Friday, May 16, 2008

Pinkerism

The literature of Psychological Darwinism is full of what appear to be fallacies of rationalisation: arguments where the evidence offered that an interest in Y is the motive for a creature’s behaviour is primarily that an interest in Y would rationalise the behaviour if it were the creature’s motive. [Steven] Pinker’s book [How the Mind Works] provides so many examples that one hardly knows where to start. Here he is on friendship:

“Once you have made yourself valuable to someone, the person becomes valuable to you. You value him or her because if you were ever in trouble, they would have a stake – albeit a selfish stake – in getting you out. But now that you value the person, they should value you even more … because of your stake in rescuing him or her from hard times … This runaway process is what we call friendship.”

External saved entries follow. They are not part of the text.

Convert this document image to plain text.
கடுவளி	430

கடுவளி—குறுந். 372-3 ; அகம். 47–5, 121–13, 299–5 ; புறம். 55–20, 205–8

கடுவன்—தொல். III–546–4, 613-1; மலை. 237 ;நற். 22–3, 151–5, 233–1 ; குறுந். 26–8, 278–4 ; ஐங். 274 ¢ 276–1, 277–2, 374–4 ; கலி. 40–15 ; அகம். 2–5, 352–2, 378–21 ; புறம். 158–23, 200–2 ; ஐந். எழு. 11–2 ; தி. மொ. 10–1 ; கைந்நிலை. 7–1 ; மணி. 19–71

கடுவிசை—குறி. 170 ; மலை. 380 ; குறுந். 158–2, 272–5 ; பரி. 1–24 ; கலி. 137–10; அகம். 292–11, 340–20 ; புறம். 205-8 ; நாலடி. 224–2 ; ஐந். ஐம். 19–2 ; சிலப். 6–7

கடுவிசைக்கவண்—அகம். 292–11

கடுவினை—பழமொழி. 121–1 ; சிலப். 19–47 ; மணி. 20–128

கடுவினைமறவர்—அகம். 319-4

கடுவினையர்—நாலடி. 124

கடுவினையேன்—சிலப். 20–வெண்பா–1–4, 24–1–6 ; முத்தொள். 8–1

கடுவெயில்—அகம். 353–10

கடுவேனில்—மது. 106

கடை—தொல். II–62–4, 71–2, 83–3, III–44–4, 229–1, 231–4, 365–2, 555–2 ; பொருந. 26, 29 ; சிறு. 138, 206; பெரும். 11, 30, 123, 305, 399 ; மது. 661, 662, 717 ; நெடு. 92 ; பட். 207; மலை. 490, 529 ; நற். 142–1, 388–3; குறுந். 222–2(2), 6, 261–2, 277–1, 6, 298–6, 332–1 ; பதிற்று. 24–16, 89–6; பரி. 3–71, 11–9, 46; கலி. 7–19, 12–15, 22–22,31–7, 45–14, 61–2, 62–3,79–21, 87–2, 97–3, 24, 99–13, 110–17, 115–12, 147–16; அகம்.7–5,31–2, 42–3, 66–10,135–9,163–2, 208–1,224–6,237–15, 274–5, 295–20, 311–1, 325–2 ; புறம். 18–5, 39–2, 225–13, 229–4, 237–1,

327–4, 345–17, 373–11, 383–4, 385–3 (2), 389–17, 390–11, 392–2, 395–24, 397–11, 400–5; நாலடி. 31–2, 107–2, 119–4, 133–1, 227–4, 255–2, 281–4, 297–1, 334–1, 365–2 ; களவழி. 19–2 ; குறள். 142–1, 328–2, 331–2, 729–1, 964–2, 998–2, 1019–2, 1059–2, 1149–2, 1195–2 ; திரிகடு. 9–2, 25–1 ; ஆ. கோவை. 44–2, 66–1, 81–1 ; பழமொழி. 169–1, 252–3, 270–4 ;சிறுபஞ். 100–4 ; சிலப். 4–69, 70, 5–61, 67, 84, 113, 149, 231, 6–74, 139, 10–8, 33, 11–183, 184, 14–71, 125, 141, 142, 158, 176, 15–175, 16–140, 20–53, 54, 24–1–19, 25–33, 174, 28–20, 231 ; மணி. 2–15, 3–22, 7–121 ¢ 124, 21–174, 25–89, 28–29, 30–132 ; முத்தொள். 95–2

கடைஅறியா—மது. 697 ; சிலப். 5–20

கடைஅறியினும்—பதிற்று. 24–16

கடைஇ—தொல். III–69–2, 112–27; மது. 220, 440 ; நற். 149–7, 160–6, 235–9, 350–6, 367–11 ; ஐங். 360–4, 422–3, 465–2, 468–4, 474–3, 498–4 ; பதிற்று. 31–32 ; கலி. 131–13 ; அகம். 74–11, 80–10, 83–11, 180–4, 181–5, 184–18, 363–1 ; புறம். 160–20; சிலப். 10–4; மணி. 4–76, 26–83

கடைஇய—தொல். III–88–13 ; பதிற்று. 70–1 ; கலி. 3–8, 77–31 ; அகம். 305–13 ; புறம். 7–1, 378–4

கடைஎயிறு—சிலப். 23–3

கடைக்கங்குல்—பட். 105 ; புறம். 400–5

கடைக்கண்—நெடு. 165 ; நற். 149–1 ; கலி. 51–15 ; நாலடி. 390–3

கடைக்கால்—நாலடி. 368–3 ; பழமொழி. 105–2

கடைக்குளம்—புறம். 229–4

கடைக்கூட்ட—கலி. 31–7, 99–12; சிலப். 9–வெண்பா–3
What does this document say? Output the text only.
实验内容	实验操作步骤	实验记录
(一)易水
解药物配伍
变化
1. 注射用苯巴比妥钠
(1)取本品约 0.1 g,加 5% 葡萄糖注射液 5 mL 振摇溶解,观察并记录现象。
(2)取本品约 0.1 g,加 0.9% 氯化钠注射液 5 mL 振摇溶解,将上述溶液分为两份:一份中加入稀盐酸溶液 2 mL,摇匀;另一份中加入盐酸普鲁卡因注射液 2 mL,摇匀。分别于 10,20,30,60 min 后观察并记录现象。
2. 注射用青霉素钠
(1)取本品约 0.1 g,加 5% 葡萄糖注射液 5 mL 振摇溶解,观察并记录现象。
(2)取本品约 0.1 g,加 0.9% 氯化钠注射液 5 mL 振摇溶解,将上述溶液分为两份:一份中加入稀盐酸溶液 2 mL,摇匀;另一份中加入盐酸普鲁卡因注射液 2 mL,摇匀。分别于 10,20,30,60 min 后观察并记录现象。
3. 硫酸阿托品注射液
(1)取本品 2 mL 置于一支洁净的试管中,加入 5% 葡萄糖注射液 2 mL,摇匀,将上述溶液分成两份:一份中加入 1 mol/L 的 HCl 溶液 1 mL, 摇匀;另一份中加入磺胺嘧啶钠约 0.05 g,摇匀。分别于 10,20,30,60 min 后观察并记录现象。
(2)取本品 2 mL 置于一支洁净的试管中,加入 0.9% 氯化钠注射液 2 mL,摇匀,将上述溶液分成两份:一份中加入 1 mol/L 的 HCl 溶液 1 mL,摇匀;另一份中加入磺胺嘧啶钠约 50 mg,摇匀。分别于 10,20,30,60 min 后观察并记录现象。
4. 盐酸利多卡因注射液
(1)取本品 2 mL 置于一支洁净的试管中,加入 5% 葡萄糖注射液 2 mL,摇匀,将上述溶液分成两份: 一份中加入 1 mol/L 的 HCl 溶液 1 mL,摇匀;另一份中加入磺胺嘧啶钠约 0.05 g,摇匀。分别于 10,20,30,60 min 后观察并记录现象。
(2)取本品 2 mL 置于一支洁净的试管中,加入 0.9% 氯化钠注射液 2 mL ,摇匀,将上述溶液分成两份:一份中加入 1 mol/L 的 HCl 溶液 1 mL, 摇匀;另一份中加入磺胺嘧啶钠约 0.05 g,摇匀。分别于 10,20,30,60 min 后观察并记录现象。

And here he is on why we like to read fiction: “Fictional narratives supply us with a mental catalogue of the fatal conundrums we might face someday and the outcomes of strategies we could deploy in them. What are the options if I were to suspect that my uncle killed my father, took his position, and married my mother?” Good question. Or what if it turns out that, having just used the ring that I got by kidnapping a dwarf to pay off the giants who built me my new castle, I should discover that it is the very ring that I need in order to continue to be immortal and rule the world? It’s important to think out the options betimes, because a thing like that could happen to anyone and you can never have too much insurance.